Dahinter steht aus systemtheoretisch-konstruktivistischer Sicht etwas Grundsätzliches: Personen und Organisationen wie Unternehmen, Nonprofit-Organisationen oder öffentliche Verwaltungen verwandeln Daten in Information dadurch, dass sie in-formieren. Sie holen sich Daten von draußen – aber diese sind im strengen Sinn bedeutungslos, sie bedeuten nichts, solange sie nicht „in-formiert“, also mit unterschiedlicher Bedeutung versehen werden. „Information“ ist damit „gestaltete Umwelt“ in wenigstens zweierlei Hinsicht. Sie ist zum ersten „post-faktisch“. Daten als Fakten sind relativ bedeutungslos. „Erst postfaktisch wird es wirklich spannend, d.h. dann, wenn Akteure – immer interessengeleitet, immer Zwecke verfolgend – sich der Fakten annehmen. Sie wählen aus, verleihen ihnen Bedeutung, es entsteht Information und, falls es in Richtung Handlung geht, Wissen. Von daher ist postfaktisch als Stoßrichtung zu begrüßen. Eine 16-Jährige am Zebrastreifen in Wien vom Auto überfahren und tot? Ein Faktum, gewiss. Aber je nach Einbettung dieses Faktums in das größere Ganze doch von recht unterschiedlicher Bedeutung. Auf dem Weg ins Fitnessstudio? Vermutlich ein Drama. Auf dem Weg zum Sprengstoffattentat auf die vollbesetzte jüdische Synagoge in der Wiener Seitenstettengasse? Hmm …“. 6

Information ist gestaltete Umwelt aber noch in einem zweiten Sinn: aus vielen Daten der Umwelt werden jene „ausgewählt“, die in das Schema des Unternehmens passen. Vor allem durch die Entscheidungen des Managements wird diese subjektive „Aus-Wahl“ aus der Umwelt als „die Wahrheit“, als „die Realität“ ausgewiesen. Das Beispiel digitale Innovationen und wesentliche neue Märkte zeigt das eindrucksvoll – man denke nur an Nokia, das auf die Erfindung des iPhone und seiner Markteinführung durch Apple in 2007 nicht reagierte. In der Folge verlor Nokia seine Position als Marktführer bei Mobiltelefonen und musste nur sechs Jahre später seine Handy4sparte im Jahr 2013 an Microsoft abgeben. Wirklichkeitskonstruktionen gestalten soziale Systeme.

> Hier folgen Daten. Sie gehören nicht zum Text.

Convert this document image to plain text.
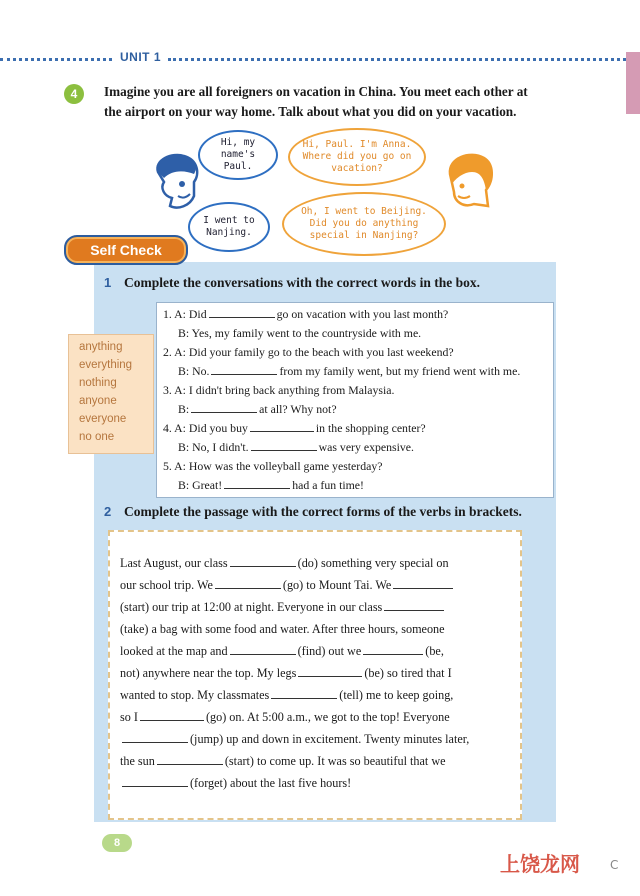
UNIT 1
4	Imagine you are all foreigners on vacation in China. You meet each other at the airport on your way home. Talk about what you did on your vacation.
Hi, my name's Paul.
Hi, Paul. I'm Anna. Where did you go on vacation?
I went to Nanjing.
Oh, I went to Beijing. Did you do anything special in Nanjing?
Self Check
1 Complete the conversations with the correct words in the box.
anything
everything
nothing
anyone
everyone
no one
1. A: Did	go on vacation with you last month?
B: Yes, my family went to the countryside with me.
2. A: Did your family go to the beach with you last weekend?
B: No.	from my family went, but my friend went with me.
3. A: I didn't bring back anything from Malaysia.
B:	at all? Why not?
4. A: Did you buy	in the shopping center?
B: No, I didn't.	was very expensive.
5. A: How was the volleyball game yesterday?
B: Great!	had a fun time!
2 Complete the passage with the correct forms of the verbs in brackets.
Last August, our class	(do) something very special on
our school trip. We	(go) to Mount Tai. We
(start) our trip at 12:00 at night. Everyone in our class
(take) a bag with some food and water. After three hours, someone
looked at the map and	(find) out we	(be,
not) anywhere near the top. My legs	(be) so tired that I
wanted to stop. My classmates	(tell) me to keep going,
so I	(go) on. At 5:00 a.m., we got to the top! Everyone
(jump) up and down in excitement. Twenty minutes later,
the sun	(start) to come up. It was so beautiful that we
(forget) about the last five hours!
8
上饶龙网	C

Beobachterinnen und Beobachter wissen nicht, dass sie „Wirklichkeiten“ konstruieren, sondern nehmen an, dass das, was sie wahrnehmen die Wirklichkeit ist. Wirklichkeit entsteht aber erst durch Wahrnehmung und wird dadurch konstruiert. Was in sozialen Systemen wie Organisationen als wahr oder falsch angesehen wird, was Gültigkeit hat oder nicht, steht nicht von vornherein objektiv fest, sondern ist immer etwas Ausgehandeltes, Vereinbartes, Konstruiertes. Selbstverständlich gibt es in sozialen Strukturen und Prozessen so etwas wie „harte Fakten“, ebenso wie bei Führung, Motivation, Organisation, Konflikten, Kommunikationen, Teamarbeit oder bei der Gestaltung von Organisationen und der Entwicklung von Strategien. Allerdings werden auch diese „harte Fakten“ stets perspektivenabhängig interpretiert. Es sind daher keine „objektive“ Fakten, sondern subjektiv interpretierte Daten, je nachdem wessen Daten es sind, wer die Quelle der Daten ist und wer die Daten interpretiert.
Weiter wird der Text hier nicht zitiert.